造本装幀コンクールは、印刷・製本やデザインを総合的に評価する出版業界で唯一の賞です。今年は349点の応募があったとのこと。公式パンフレットを見ると、糊を使わず糸かがりで製本した博物図譜の本、本文中の片面が鏡張りになっている絵本など、手に取ってみたいと思わされる本ばかりです。
ひつじ書房からもしばしば出品していますが、うれしいことに、今年は『明治初等国語教科書と子ども読み物に関する研究』(府川源一郎著)が審査の最終候補まで残り話題に上った作品としてパンフレットに掲載されました。

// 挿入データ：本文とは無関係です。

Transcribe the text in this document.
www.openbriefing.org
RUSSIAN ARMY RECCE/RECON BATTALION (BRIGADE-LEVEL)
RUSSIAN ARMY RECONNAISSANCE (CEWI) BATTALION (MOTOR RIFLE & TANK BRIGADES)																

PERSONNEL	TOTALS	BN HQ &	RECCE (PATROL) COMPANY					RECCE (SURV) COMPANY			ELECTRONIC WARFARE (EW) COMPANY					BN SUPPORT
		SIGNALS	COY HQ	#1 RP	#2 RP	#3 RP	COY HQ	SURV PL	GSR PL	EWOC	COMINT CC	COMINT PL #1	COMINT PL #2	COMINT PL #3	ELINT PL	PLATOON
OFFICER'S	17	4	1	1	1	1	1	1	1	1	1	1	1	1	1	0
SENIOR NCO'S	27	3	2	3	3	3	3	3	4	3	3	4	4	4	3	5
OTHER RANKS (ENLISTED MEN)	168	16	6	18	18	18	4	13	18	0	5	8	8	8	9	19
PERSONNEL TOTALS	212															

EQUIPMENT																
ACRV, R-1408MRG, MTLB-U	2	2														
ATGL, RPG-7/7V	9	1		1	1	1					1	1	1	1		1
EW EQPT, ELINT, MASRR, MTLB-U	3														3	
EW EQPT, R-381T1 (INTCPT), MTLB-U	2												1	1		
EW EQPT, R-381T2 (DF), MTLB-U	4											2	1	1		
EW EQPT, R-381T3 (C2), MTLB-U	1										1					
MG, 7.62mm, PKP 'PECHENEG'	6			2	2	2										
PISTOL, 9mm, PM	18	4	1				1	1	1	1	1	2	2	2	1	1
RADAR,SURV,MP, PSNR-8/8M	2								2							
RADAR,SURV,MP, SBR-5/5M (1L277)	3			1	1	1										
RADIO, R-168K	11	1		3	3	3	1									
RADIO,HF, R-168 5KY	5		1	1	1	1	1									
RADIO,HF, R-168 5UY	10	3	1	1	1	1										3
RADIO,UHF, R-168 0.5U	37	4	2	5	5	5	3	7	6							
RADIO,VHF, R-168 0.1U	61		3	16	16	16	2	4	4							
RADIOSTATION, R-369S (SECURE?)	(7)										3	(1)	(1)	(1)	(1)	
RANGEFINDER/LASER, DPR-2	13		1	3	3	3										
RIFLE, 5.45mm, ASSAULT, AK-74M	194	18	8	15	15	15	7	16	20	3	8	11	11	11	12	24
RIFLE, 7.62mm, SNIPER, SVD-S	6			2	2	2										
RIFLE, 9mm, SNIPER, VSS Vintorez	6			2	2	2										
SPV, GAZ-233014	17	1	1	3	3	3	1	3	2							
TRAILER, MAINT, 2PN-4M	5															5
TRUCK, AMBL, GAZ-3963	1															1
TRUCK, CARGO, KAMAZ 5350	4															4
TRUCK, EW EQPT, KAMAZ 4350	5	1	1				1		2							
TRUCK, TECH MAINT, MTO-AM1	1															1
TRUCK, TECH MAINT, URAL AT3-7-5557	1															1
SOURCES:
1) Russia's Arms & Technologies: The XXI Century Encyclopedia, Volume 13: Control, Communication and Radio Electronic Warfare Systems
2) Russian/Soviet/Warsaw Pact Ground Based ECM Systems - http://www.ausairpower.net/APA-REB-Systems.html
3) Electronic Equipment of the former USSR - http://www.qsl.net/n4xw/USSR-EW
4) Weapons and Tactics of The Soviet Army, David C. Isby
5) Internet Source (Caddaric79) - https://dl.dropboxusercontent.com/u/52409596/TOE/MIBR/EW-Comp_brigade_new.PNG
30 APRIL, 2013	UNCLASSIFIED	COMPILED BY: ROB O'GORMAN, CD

この本は明治初年の子ども向け翻訳啓蒙書・小学校用の読本・修身教科書などの資料から、明治期の子どもたちがどのようにリテラシーを身につけたのかを探る研究書です。装幀・組版は春田ゆかりさんにお願いしました。総頁数1220ページ、重量にすると3キロを超す大著です。審査員の柏木博氏によるコンクールの総評を読むと、今年は候補に残ったものは絵本や写真、絵画などのいわゆるヴィジュアルの書籍が多かったそうで、そのなかでこの研究書が残ったことは素晴らしいことと思います。
書籍は、その内容に合わせてデザイン・装幀をつくります。本文の読みやすさ、合計頁数、予算、書店で目立つ外見がいいのか、用紙は面白い質感のものがいいのかあるいは将来的に重版になったときに手に入りやすいものがいいのか……などなど、その本によって、重視するポイントは様々です。コンクールというと、派手な本・目立つ本が取りあげられがちでないかと思うのですが、今回の『明治初等〜』は、きちんと研究書としての装幀という観点で評価していただいたのかなと思います。
今年は残念ながらブックフェアに行くことができなかったのですが、今後もどんな本が出品・入賞しているのかに注目しつつ、今後の本作りに生かしていけたらと思います。